Lectures, relectures ! Qui a (re)lu Hurlevent ? Vu le film ?

Récemment j’ai relu « Les Hauts de #hurlevent ». #wutheringheights J’avais adoré ado, je me suis demandé si vingt ans après j’allais trouver ça naze ou problématique (romantisation de la violence sous prétexte de passion, etc). Eh bien pas du tout. Je trouve que c’est, plus qu’un livre sur la passion, un livre sur la solitude, sur le rapport à l’autre, à l’étranger.
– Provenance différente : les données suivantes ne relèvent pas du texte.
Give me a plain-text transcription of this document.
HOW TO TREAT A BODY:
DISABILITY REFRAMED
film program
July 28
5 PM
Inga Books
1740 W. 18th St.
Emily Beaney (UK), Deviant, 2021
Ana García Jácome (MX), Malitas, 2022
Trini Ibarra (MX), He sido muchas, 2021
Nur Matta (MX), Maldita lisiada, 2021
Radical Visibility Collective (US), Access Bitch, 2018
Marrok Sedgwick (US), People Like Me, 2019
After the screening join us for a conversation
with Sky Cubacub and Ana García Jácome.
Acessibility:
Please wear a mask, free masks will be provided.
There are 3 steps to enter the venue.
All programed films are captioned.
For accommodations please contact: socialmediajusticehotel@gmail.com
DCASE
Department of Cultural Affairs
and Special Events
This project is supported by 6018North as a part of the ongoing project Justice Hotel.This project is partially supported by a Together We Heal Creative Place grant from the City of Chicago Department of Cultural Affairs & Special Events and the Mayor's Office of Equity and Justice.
Il me semble que, bien loin de romantiser cette solitude sauvage, le roman se moque de cette tentation, que ce soit par le personnage d’Isabelle (bien punie d’avoir cru voir en Heathcliff en héros de roman), ou par le personnage du premier narrateur, Lockwood, le dandy londonien qui prend une posture de misanthrope mais qui déchante vite lorsqu'il est confronté à une une vraie misanthropie (ah, l'ironie du début du récit!!!)
Pourquoi y a-t-il alors autant de lectures, qui vont romantiser (de manière plus ou moins mièvre, plus ou moins tournée vers la «dark romance») ce livre ? (visiblement le dernier film en fait une réadaptation à la mode Barbie, pas vu, mais ça a l’air affreux) C’est la question que posent Sarah Delale, Elodie Pinel et Marie-Pierre Tachet dans « Pour en finir avec la passion. L’abus en littérature ». Ce livre m’intéresse, mais je ne le suis pas entièrement.
Il décortique très bien des représentations problématiques chez des auteurs et des autrices (Duras dans « L’Amant » et Ernaux dans « Passion simple » ne sont pas en reste). Mais, méthodologiquement, je n’arrive pas à comprendre si les autrices interprètent les représentations à l’aune d’une intention consciente de l’auteur/autrice, de stéréotypes d’époque qui les traversent, ou de leur portée morale aujourd’hui. Ce point me semble trop flou.
J’aime que le livre assume de poser la question morale des œuvres (question qu’on rejette souvent sous des prétextes faciles) mais je trouve la conclusion simpliste : les bonnes lectures seraient celles qui nous permettraient « de faire des bons choix dans notre vie affective », et les mauvaises lectures celles qui ne le permettent pas, c'est un peu court.
Sinon parmi les réécritures de Hurlevent, il y a «Taro, un vrai roman» de Minae Mizumura, visiblement un phénomène au Japon, mais qui m'a vite lassée. Vous l'avez lu?

@laelia_ve

Je n'ai pas lu le livre adolescent mais seulement très largement adulte (grâce à @pyviv ). Il m'a laissé une impression bizarre mais pas forcément problématique.

J'ai bien aimé l'article dan The Conversation sur les adaptations cinématographiques même si je n'en ai vu aucune. J'y ai trouvé quelques clés de lecture qui m'ont intéressé.

https://theconversation.com/au-cinema-les-adaptations-des-hauts-de-hurlevent-romantisent-les-relations-violentes-277900

Au cinéma, les adaptations des « Hauts de Hurlevent » romantisent les relations violentes

Les nombreuses adaptations des « Hauts de Hurlevent » ont tendance à romantiser la violence de la relation entre Cathy et Heathcliff, tout en éludant la deuxième partie du livre, qui en fait bien plus qu’un roman d’amour.

The Conversation
@tisaac @laelia_ve effectivement, c'est un de mes livres préférés, lus à l'adolescence et plusieurs fois depuis. J'ai vu la bande annonce de la dernière adaptation et ça m'a vraiment écœurée, comme un contresens sur le livre. Alors que globalement, j'aime bien voir des adaptations des livres que je lis et je ne suis pas du tout puriste
@pyviv @tisaac moi aussi, je suis ouverte aux réinterprétations... mais là ça a l'air vraiment d'être une déformation
@tisaac @pyviv ah je n'avais pas vu passer l'article, merci pour la ref!